Hayatı karalamaktan, karalanmış hayatlardan söz etmeyelim de, "kare"lenmiş hayatlara göz atalım bugün. Hem öyle aman aman kişiler, tanıdık bildik yüzler, seçkin konular, konukları değil, basbayağı, sıradan, her yerde hep olan hayat öznelerini "kare"leyelim.
RESİM ALTI NİYETİNE Söz söyleyip, satır dürtüştürmek yerine, fotoğrafların başka tanık gerektirmez delilliğine, oturduk, durduk yerde bin dolu şeyi göz ucumuza getirişine bırakalım kendimizi. Tembellik olsun için değil, çeşit olsun, renk olsun, haberiniz olsun diyedir gayretim. Bundan gayrı yazacaklarımı resim altı niyetine sayın olmaz mı?

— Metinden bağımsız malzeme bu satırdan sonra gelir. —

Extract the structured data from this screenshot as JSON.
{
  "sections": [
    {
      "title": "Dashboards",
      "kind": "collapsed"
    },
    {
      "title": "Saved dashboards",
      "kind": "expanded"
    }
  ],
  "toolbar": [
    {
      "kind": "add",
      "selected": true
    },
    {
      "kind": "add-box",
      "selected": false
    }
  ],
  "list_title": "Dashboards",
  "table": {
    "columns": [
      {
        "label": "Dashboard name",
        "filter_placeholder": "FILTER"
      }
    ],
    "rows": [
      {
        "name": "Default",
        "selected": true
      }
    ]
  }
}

SEVİŞEN, UTANAN, YAN BAKAN Eski laftır. Aşıklar etrafı dört duvar sanırmış. Kumlar üzerinde dünyayı boş verip birbirini sarmalamış gençler de öyle. Onlar gerçekten de kimse yok muamelesi yapıyor çevre faktörlerine. Ama o ne, ergenlik çağlarında bir genç gördüklerinden hayli kızarıp, bozarıp, eliyle kapatıyor yüz-gözünü. Oysa göz banyosu yapan, sevdalı çifte yan yan bakan 2 delikanlı sekizinci turlarını atmakta o bölgede.